There were mildly hawkish comments from the President of the Federal Reserve Bank of San Francisco John Williams indicating that the USD bullishness should continue. The Fed’s Williams indicated that at least one measure of full employment has been reached, stating on Saturday: “on one hand, the US economy continues to grow and is closing in on full employment. On the other, in large part due to developments abroad, inflation has remained lower than we’d like.” CFTC IMM data indicates that speculative position saw an increase in USD longs to the highest level since mid-August (EUR net shorts rose and GBP longs were cut).

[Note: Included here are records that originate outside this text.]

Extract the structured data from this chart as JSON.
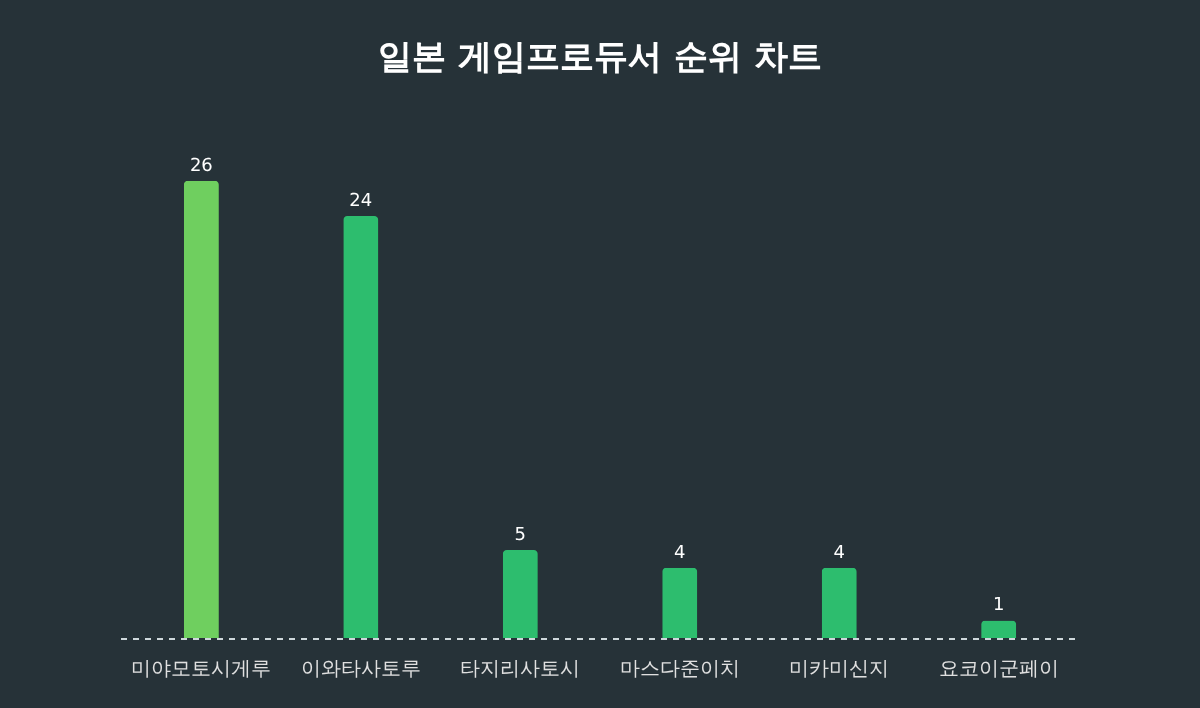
{
  "chart_data": {
    "type": "bar",
    "title": "일본 게임프로듀서 순위 차트",
    "categories": [
      "미야모토시게루",
      "이와타사토루",
      "타지리사토시",
      "마스다준이치",
      "미카미신지",
      "요코이군페이"
    ],
    "values": [
      26,
      24,
      5,
      4,
      4,
      1
    ],
    "colors": [
      "#6fcf5f",
      "#2dbd6e",
      "#2dbd6e",
      "#2dbd6e",
      "#2dbd6e",
      "#2dbd6e"
    ],
    "data_labels": true
  }
}
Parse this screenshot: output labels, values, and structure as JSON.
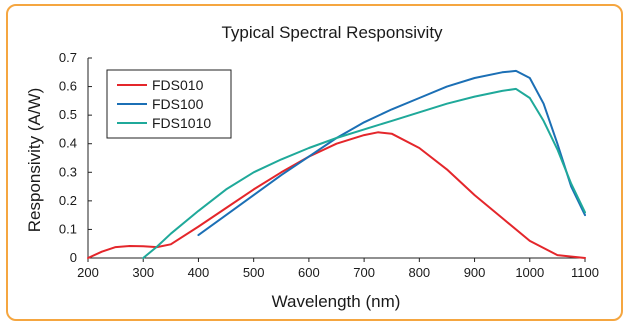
{
  "chart_data": {
    "type": "line",
    "title": "Typical Spectral Responsivity",
    "xlabel": "Wavelength (nm)",
    "ylabel": "Responsivity (A/W)",
    "xlim": [
      200,
      1100
    ],
    "ylim": [
      0,
      0.7
    ],
    "xticks": [
      "200",
      "300",
      "400",
      "500",
      "600",
      "700",
      "800",
      "900",
      "1000",
      "1100"
    ],
    "yticks": [
      "0",
      "0.1",
      "0.2",
      "0.3",
      "0.4",
      "0.5",
      "0.6",
      "0.7"
    ],
    "grid": false,
    "legend_position": "top-left",
    "series": [
      {
        "name": "FDS010",
        "color": "#e4262b",
        "x": [
          200,
          225,
          250,
          275,
          300,
          325,
          350,
          400,
          450,
          500,
          550,
          600,
          650,
          700,
          725,
          750,
          800,
          850,
          900,
          950,
          1000,
          1050,
          1100
        ],
        "y": [
          0.0,
          0.022,
          0.038,
          0.042,
          0.041,
          0.038,
          0.048,
          0.11,
          0.175,
          0.24,
          0.3,
          0.355,
          0.4,
          0.43,
          0.44,
          0.435,
          0.385,
          0.31,
          0.22,
          0.14,
          0.06,
          0.01,
          0.0
        ]
      },
      {
        "name": "FDS100",
        "color": "#1b6fb5",
        "x": [
          400,
          450,
          500,
          550,
          600,
          650,
          700,
          750,
          800,
          850,
          900,
          950,
          975,
          1000,
          1025,
          1050,
          1075,
          1100
        ],
        "y": [
          0.08,
          0.15,
          0.22,
          0.29,
          0.355,
          0.42,
          0.475,
          0.52,
          0.56,
          0.6,
          0.63,
          0.65,
          0.655,
          0.63,
          0.54,
          0.4,
          0.25,
          0.15
        ]
      },
      {
        "name": "FDS1010",
        "color": "#1fa99a",
        "x": [
          300,
          325,
          350,
          400,
          450,
          500,
          550,
          600,
          650,
          700,
          750,
          800,
          850,
          900,
          950,
          975,
          1000,
          1025,
          1050,
          1075,
          1100
        ],
        "y": [
          0.0,
          0.04,
          0.085,
          0.165,
          0.24,
          0.3,
          0.345,
          0.385,
          0.42,
          0.45,
          0.48,
          0.51,
          0.54,
          0.565,
          0.585,
          0.592,
          0.56,
          0.48,
          0.38,
          0.26,
          0.16
        ]
      }
    ]
  }
}
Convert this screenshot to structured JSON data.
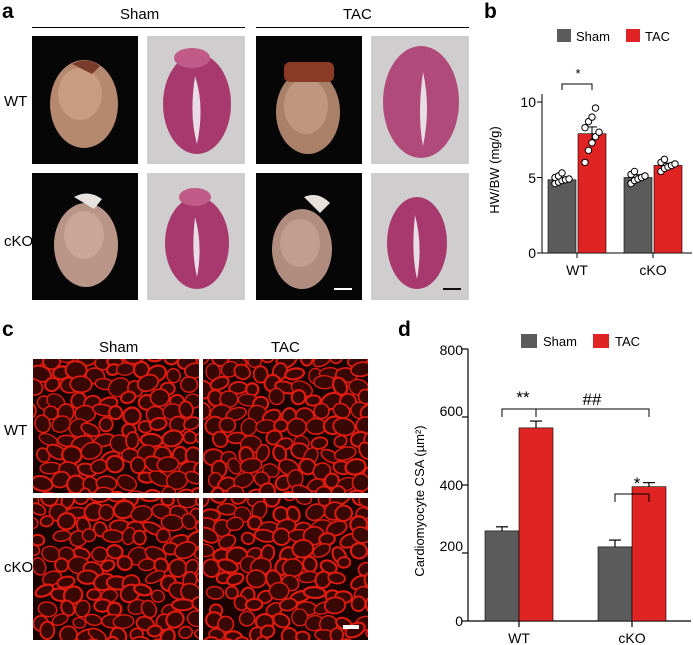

***Yann Quelenn, Market Analyst: “Last Friday’s jobs report printed at an astonishing 271k, while it was expected at 185k. Markets was already pricing in a weak read as what happened in September. Better Jobs data is what the Fed is looking for as this should fuel inflation. The unemployment rate is still very low at 5% but has failed to drive up inflation for now. This good jobs report has increased the probability for a rate hike in December, which has jumped to almost 68% according to Bloomberg.
Fed member John Williams said in a speech that was held Saturday that a rate hike should be the next appropriate step. According to him, another set of good data, as we have seen last Friday, would be sufficient to meet the Fed’s forecast and would could bring an end to the zero interest-rate policy in place since the end of 2008. Yet, Williams also confirmed its concern about the current low inflation. Indeed, we also remain cautious as inflation is still way too low regarding the Fed’s target of 2%. In addition, the global outlook remains uncertain, in particular global growth that is likely to have a deeper impact in the United States economy. In other words, we consider that U.S growth is still vulnerable. Meanwhile, the dollar has soared on new Fed expectations and the euro is now holding below 1.0800 dollar. We think that a rate hike is largely overestimated we expect a retracement to 1.0900.”***
In China, data showed the monthly trade balance widen to $61.6bn, the highest level on record. October exports contracted -6.9% y/y against -3.2% expected. Imports were also weaker, dropping -18.8% y/y against -15.2% expected. In addition, the persistently weak commodity prices continued to take their toll as commodity imports contributed 8.1% to the whole -18.8% fall. The weak commodity imports indicates that Australia's hopes of renewed appetite supporting their growth look premature. AUDUSD recovery rally to 0.7066 has already run into significant supply and will likely retest intraday lows at 0.7017. The current backdrop keeps us negative on commodity currencies. Elsewhere, China foreign reserves unexpectedly improved to $3525.5bn in October from $3514.1bn in September. While no clarification has come from the PBoC its likely that the rise was due to valuations adjustments.
Today’s light economic calendar will see ECB Yves Mersch speaks, Boston Fed President Rosengren speaks and Mexico CPI.